- A home loan is one of the most important loans for any individual who wishes to get a house
- A term plan can act as a backup to cover your home loan when you are not there
- Plan your coverage meticulouslyThe pay out of a term life insurance can be used to settle the outstanding home loan amount and other financial liabilities
For most of us, owning a home is a key financial milestone that warrants years of savings, a stable income, and long-term financial planning. The astronomical real estate prices, especially in the metros and major towns, have compelled buyers to avail housing loans to fulfill their dream of owning a house.
Lenders usually finance up to 80% the cost of the property, while the remaining 20% is paid by the borrower as down payment. In addition, there are several add-on expenses related to registration, stamp duty, society transfer charges, interiors, and decor, etc. Prudent financial planning suggests that the loan Equated Monthly Instalments (EMIs) should not exceed 50% of the borrower’s monthly income. This helps ensure that your budget is not stretched thin and you are able to comfortably meet your monthly household expenses.
Why Should One Cover Home Loans?
Home loans are long-term contracts, usually stretching up to 20 - 25 years. The arrangement is based on the fundamental assumption that you will be working throughout the loan repayment period and there will be a regular income. However, life is uncertain. In case of an unforeseen event that cuts off the regular income the burden of EMIs might become a financial burden to your family. A home loan of ₹ 30 lakh, for example, availed at 8.3% interest for 20 years will put a commitment of over ₹ 25,000 to be paid in the form of EMI.
That is why covering the loan is highly recommended. In case of an early demise of the borrower, the proceeds from a life insurance plan forms a shield that protects your family by helping them pay-off the outstanding home loan.

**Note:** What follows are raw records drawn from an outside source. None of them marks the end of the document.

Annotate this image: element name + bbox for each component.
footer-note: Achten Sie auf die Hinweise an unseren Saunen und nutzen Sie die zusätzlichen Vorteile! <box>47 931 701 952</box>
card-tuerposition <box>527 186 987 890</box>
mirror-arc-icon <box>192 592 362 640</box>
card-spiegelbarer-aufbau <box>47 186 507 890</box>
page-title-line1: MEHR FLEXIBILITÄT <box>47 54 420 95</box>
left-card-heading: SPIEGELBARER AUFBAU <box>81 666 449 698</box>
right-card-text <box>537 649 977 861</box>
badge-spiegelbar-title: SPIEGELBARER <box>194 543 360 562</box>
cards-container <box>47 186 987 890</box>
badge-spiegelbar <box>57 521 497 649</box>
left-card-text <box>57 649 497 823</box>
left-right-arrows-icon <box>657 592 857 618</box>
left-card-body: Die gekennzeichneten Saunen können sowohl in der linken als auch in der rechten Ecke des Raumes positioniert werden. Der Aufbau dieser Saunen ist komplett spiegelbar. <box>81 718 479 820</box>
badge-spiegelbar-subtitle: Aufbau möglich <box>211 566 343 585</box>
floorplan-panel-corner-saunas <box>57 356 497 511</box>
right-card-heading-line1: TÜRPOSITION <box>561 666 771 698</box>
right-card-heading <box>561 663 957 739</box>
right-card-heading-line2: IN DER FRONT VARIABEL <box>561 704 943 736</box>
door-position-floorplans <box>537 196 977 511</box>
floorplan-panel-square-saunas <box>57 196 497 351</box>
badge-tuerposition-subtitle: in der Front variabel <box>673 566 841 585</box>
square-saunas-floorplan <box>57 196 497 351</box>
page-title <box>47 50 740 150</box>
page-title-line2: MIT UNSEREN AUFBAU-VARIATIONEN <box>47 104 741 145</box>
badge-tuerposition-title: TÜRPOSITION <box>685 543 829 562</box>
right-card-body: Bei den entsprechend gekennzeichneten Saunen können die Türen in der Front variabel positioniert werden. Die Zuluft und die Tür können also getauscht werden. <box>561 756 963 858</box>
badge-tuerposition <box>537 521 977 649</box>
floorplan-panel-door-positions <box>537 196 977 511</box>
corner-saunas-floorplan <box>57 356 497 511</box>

Here are some more compelling reasons to consider term life insurance especially if you have availed or are planning to avail a home loan:
A Large Cover For A Small Premium
If you have a home loan, you should consider getting an equivalent life cover. Term life insurance, being a pure protection plan, is one of the most affordable life insurance plans that can give you a large cover. By paying a small premium, you can avail the cover that will bring you peace of mind and protect your family in case of an eventuality.
Term Insurance Comes with Fixed Benefit
Several lenders offer life insurance cover that works as a home loan protection plan. Their cover is relative to the loan repayment schedule. As you keep on paying and the outstanding principal amount reduces, so does the life cover. Their purpose is to secure the loan, not your life!
However, unlike a loan protection plan, the sum assured for a term life insurance plan remains fixed throughout the policy. The pay-out can then be used for repayment of not just the home loan, but also to meet other financial obligations by your family in your absence.
Term Plan Supports During Home Loan Transfer
When you avail a term life insurance cover from a life insurance company, the benefits stay with you irrespective of the lender. Even if you decide to transfer your home loan from one lender to another, your life cover remains intact and you do not need to re-apply for the same. Even after the loan term is completed, the family can continue to enjoy the coverage offered by a life insurance policy. This works as a safeguard for any other loans, liabilities, outstanding or financial goals.